Shedding some light into UUID version 4 in Ruby and Rails

Ruby's standard library and Rails's PostgreSQL adapter use by default version 4 UUIDs. This can be changed in Rails migrations via:

default: 'uuid_generate_v1()'

param whereas Ruby's stdlib only supports version 4.

Another interesting difference is in the implementations:

In the Ruby's stdlib the UUID method is found in SecureRandom:
  # SecureRandom.uuid generates a random v4 UUID (Universally Unique IDentifier).
  # The version 4 UUID is purely random (except the version).
  # It doesn't contain meaningful information such as MAC addresses, timestamps, etc.
  # See RFC 4122 for details of UUID.
  def uuid
    ary = random_bytes(16).unpack("NnnnnN")
    ary[2] = (ary[2] & 0x0fff) | 0x4000
    ary[3] = (ary[3] & 0x3fff) | 0x8000
    "%08x-%04x-%04x-%04x-%04x%08x" % ary

source-code redirect

The Rails version uses uuid-ossp postgres extension:
  # By default, this will use the +uuid_generate_v4()+ function from the
  # +uuid-ossp+ extension, which MUST be enabled on your database.
  def primary_key(name, type = :primary_key, options = {})
    return super unless type == :uuid
    options[:default] = options.fetch(:default, 'uuid_generate_v4()')
    options[:primary_key] = true
    column name, type, options

source-code redirect

The only difference is how the actual numbers are being generated in each library - this is quite interesting to investigate - let's start with the Ruby stdlib.

Ruby standard library implementation
module SecureRandom
  if defined?

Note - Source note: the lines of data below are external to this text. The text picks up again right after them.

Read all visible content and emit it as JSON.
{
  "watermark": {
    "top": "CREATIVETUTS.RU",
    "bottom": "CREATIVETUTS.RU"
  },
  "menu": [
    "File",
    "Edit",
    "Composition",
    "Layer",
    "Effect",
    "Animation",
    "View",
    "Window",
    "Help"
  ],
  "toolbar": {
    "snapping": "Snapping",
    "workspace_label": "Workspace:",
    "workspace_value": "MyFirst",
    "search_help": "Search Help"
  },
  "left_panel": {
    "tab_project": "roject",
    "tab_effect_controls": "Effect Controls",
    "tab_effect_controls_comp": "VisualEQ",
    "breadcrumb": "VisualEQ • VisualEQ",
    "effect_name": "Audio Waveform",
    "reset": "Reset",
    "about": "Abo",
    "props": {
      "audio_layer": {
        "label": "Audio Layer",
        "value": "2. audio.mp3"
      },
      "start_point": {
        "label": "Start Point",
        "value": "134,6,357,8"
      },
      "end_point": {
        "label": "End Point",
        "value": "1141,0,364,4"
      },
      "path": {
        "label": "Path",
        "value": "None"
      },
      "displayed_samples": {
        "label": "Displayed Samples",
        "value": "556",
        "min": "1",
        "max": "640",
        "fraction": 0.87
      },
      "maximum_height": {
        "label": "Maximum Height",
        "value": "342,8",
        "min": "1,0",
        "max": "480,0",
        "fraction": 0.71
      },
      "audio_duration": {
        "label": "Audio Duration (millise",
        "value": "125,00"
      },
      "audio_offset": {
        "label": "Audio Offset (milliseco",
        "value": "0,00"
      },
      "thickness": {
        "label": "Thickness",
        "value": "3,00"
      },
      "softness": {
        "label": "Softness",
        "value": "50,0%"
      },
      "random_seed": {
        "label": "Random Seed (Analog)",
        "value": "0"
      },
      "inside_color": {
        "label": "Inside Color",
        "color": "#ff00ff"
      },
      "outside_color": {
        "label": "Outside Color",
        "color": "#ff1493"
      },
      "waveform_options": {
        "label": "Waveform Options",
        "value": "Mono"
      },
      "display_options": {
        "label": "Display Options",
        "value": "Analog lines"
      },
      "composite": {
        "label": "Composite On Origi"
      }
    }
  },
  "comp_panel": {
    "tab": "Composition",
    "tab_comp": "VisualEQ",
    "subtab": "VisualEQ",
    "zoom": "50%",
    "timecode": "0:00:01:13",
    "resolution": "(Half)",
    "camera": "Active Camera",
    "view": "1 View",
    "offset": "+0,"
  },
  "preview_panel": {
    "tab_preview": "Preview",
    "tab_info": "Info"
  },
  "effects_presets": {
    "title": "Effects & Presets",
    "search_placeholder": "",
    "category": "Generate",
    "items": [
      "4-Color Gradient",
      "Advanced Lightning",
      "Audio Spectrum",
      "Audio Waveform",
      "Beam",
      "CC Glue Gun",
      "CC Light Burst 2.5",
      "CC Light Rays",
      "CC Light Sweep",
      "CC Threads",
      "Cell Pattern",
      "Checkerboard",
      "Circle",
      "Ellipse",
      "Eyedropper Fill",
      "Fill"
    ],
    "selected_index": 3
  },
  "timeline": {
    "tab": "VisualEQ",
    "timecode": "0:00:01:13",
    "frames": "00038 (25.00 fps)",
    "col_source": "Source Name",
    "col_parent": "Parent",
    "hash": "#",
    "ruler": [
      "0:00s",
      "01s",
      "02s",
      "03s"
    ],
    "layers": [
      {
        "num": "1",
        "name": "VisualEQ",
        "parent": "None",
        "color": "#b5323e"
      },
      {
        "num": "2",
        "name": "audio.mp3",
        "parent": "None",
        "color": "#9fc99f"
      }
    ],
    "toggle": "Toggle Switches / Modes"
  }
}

OpenSSL::Random
    def self.gen_random(n)
      @pid = 0 unless defined?(@pid)
      pid = $$
      unless @pid == pid
        now = Process.clock_gettime(Process::CLOCK_REALTIME, :nanosecond)
        ary = [now, @pid, pid]
        OpenSSL::Random.random_add(ary.join("").to_s, 0.0)
        @pid = pid
      return OpenSSL::Random.random_bytes(n)
    def self.gen_random(n)
      ret = Random.raw_seed(n)
      unless ret
        raise NotImplementedError, "No random device"
      unless ret.length == n
        raise NotImplementedError, "Unexpected partial read from random device: only #{ret.length} for #{n} bytes"

source-code redirect

Is starts with OpenSSL::Random which can be described as:

OpenSSL cannot generate truly random numbers directly. The choices are to use a cryptographically secure PRNG with a good random seed (i.e. with OS harvested data from effectively random hardware events); or use a real hardware RNG. [1]

If OpenSSL is not present it falls back to Ruby's pseudo-random number generator implemented in Random.raw_seed which uses a modified Mersenne Twister with a period of 2**19937-1.

uuid-ossp extension implementation

Looking at uuid-ossp source-code we can find:

  return uuid_generate_internal(UUID_MAKE_V4, NULL, NULL, 0);

and the uuid_generate_internal relevant part of the function:

case 4:         /* random uuid */
  #ifdef HAVE_UUID_E2FS
    uuid_t      uu;
    uuid_unparse(uu, strbuf);

As we can see there's a call to uuid_generate_random - what can this be?

uuid_generate_random(3) - Linux man page

Its description:

The uuid_generate_random function forces the use of the all-random UUID format, even if a high-quality random number generator (i.e., /dev/urandom) is not available, in which case a pseudo-random generator will be substituted. Note that the use of a pseudo-random generator may compromise the uniqueness of UUIDs generated in this fashion.

Interesting to note that if /dev/urandom is not available - again it falls back to PRNG - It seems there's a nuance here or even a contradiction as /dev/urandom uses csPRNG (cryptographically secure pseudorandom number generator) [3]


This started as a simple curiosity on what versions of UUID I could use - note that this is not a critique of truly-random vs PRGNs as the RFC clearly states:

The version 4 UUID is meant for generating UUIDs from truly-random or pseudo-random numbers. [0]

which makes both implementations correct.

It makes sense for the UUID method to be in SecureRandom in Ruby since it's only the version 4 implementation and by default it uses OpenSSL::Random. The only minor gripe I have with this is that there's no UUID lib for general use in Ruby supporting all the versions [2].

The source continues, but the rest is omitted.